As the 2018 recipient of the Jewish Federation of Ottawa’s Freiman Family Young Leadership Award, Aaron Smith also received Lawrence Greenberg Young Leadership Development Award, which allowed him to attend the Jewish Federations of North America General Assembly which was held this year in Tel Aviv from October 22 to 24. On his return from Israel, Aaron shared these thoughts and observations.
The theme of this year’s Jewish Federations of North America (JFNA) General Assembly (GA) was “we need to talk” with the tagline “We share a heritage. And a future. But that doesn’t mean we’re alike.”
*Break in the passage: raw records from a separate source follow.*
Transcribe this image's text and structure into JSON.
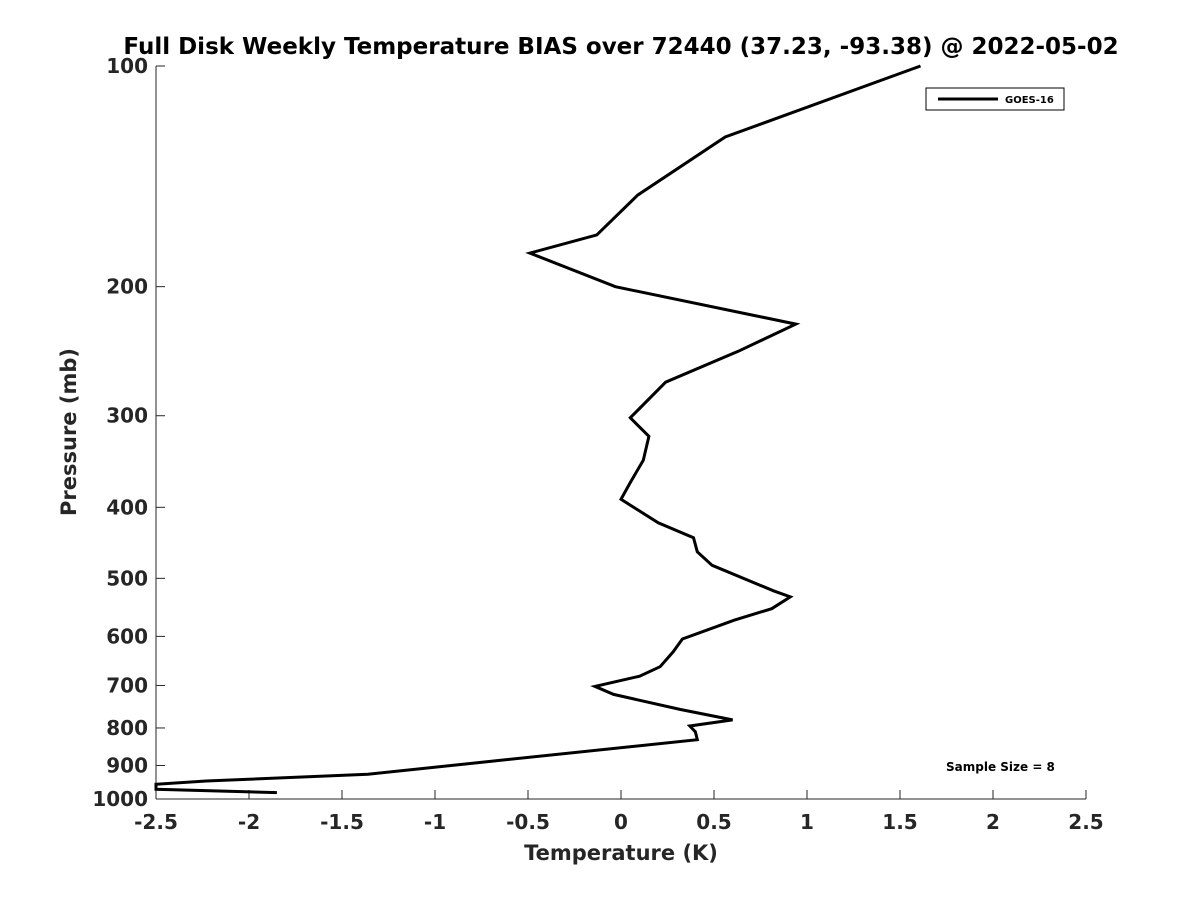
{
  "chart_data": {
    "type": "line",
    "title": "Full Disk Weekly Temperature BIAS over 72440 (37.23, -93.38) @ 2022-05-02",
    "xlabel": "Temperature (K)",
    "ylabel": "Pressure (mb)",
    "xlim": [
      -2.5,
      2.5
    ],
    "ylim": [
      100,
      1000
    ],
    "y_scale": "log",
    "y_reversed": true,
    "grid": false,
    "xticks": [
      -2.5,
      -2,
      -1.5,
      -1,
      -0.5,
      0,
      0.5,
      1,
      1.5,
      2,
      2.5
    ],
    "xtick_labels": [
      "-2.5",
      "-2",
      "-1.5",
      "-1",
      "-0.5",
      "0",
      "0.5",
      "1",
      "1.5",
      "2",
      "2.5"
    ],
    "yticks": [
      100,
      200,
      300,
      400,
      500,
      600,
      700,
      800,
      900,
      1000
    ],
    "ytick_labels": [
      "100",
      "200",
      "300",
      "400",
      "500",
      "600",
      "700",
      "800",
      "900",
      "1000"
    ],
    "legend_position": "top-right",
    "annotation": "Sample Size = 8",
    "series": [
      {
        "name": "GOES-16",
        "color": "#000000",
        "x": [
          1.61,
          0.56,
          0.09,
          -0.13,
          -0.49,
          -0.03,
          0.94,
          0.63,
          0.24,
          0.05,
          0.15,
          0.12,
          0.05,
          0.0,
          0.2,
          0.39,
          0.41,
          0.49,
          0.82,
          0.91,
          0.81,
          0.61,
          0.33,
          0.28,
          0.21,
          0.1,
          -0.14,
          -0.04,
          0.32,
          0.6,
          0.37,
          0.4,
          0.41,
          -1.36,
          -2.23,
          -2.5,
          -2.5,
          -1.85
        ],
        "y": [
          100,
          125,
          150,
          170,
          180,
          200,
          225,
          245,
          270,
          302,
          320,
          345,
          370,
          390,
          420,
          440,
          460,
          480,
          520,
          530,
          550,
          570,
          605,
          630,
          660,
          680,
          702,
          720,
          755,
          780,
          795,
          810,
          830,
          925,
          945,
          955,
          970,
          980
        ]
      }
    ]
  }
}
The theme was chosen to spur dialogue between North American Jews and Israeli Jews on the issues the organizers, and many North American Jewish organizations, feel divide us as a people at a time when the North American-Israeli relationship is shifting. Israel at 70 is very different from the Israel that needed global support to establish itself 70 years ago. Israel at 70 is a technology powerhouse that is exporting digital solutions in security, health and other sectors as the ‘Start-up Nation’ to the world. This is a country with very different needs, and therefore the relationship that we have as Jews in the Diaspora with Israel needs to evolve as well.
All long-term lasting relationships take time, attention, and ongoing mutual respect to thrive, flourish and evolve. Our relationship with Israel is no different, we both must change and continue to strive to understand each other’s perspectives. Three different leaders presented this message in different ways, all with a focus on strengthening the ties that bind us, all with a call to action.
Israeli President Reuven Rivlin opened the GA with a rousing call to action, not for the Diaspora but for Israelis. He underscored that Israelis do not appreciate the flourishing Jewish communities outside of Israel, and said young Israelis should have a “reverse Birthright.” If young Israelis can experience the richness of Jewish life in North America, surely they would grow up to appreciate the needs and desires of Diaspora Jews. “We must increase Israeli exposure to your schools, camps and communities,” Rivlin said, focusing on core places North American Jews experience being Jewish.
Jewish Agency for Israel Chair Isaac Herzog, the former opposition leader in the Knesset, spoke about a dangerous divide he sees growing between Israel and Diaspora Jewry at a time when both communities are thriving. He called for Jews around the world to ensure continuity through teaching our children to read, write and speak Hebrew, the language of the Bible and the language of modern Israel. Through a common language bond, he said, we can form a type of dialogue where we can converse on complex issues in a way that is mutually understandable.
Israeli Prime Minister Benjamin Netanyahu said his major concern about Diaspora Jewry is “loss of identity” and said we need to better leverage tools of the digital age to bring Diaspora and Israeli children together to learn from each other.
“Jewish survival is guaranteed in the Jewish state if we defend our state,” he said. “But we have to also work at the continuity of Jewish communities around the world by developing Jewish education, the study of Hebrew, and by having young Jews come to Israel.”
The fundamentally divisive issues that we read about in these pages and in Jewish publications globally, such as a pluralistic section at the Kotel, the formal recognition of the Reform and Conservative movements in Israel, the recently passed nation-state law, and the ongoing Israeli-Palestinian conflict, were mentioned frequently, but no real serious debate occurred on these complex topics at the GA.
Sessions were designed to showcase the tremendous work that JFNA supports in Israel and around the world, and it is impressive. Programs like the American Jewish Joint Distribution Committee (www.jdc.org), in which Jews help others in need around the world, and Neta@ (https://tinyurl.com/yd52zk4t) which brings together Jewish and Muslim children to learn about each other through the application and development of digital skills, are truly inspiring and are real examples of how JFNA has meaningful impact in Israel and around the world. But there was a clear and overarching imperative that we need to drive further action at home to re-energize the full cohort of Diaspora Jews to embrace their Jewish roots.
Maybe if our ‘collective Hebrew’ was better, we could engage in serious debate with our Israeli brothers and sisters. I have hope that if we act with conviction on the above items, we will get to a better place where Jews in the Diaspora and Jews in Israel truly feel and act like one global Jewish nation. If, in our community, we continue to focus on ensuring all Jewish children access some form of Jewish education, learn Hebrew and learn to respect, challenge, and love Israel, we will be contributing to Kol Yisrael Arevim zeh ba-zeh (all of Israel are responsible for one another) and to a positive future for Jews around the world.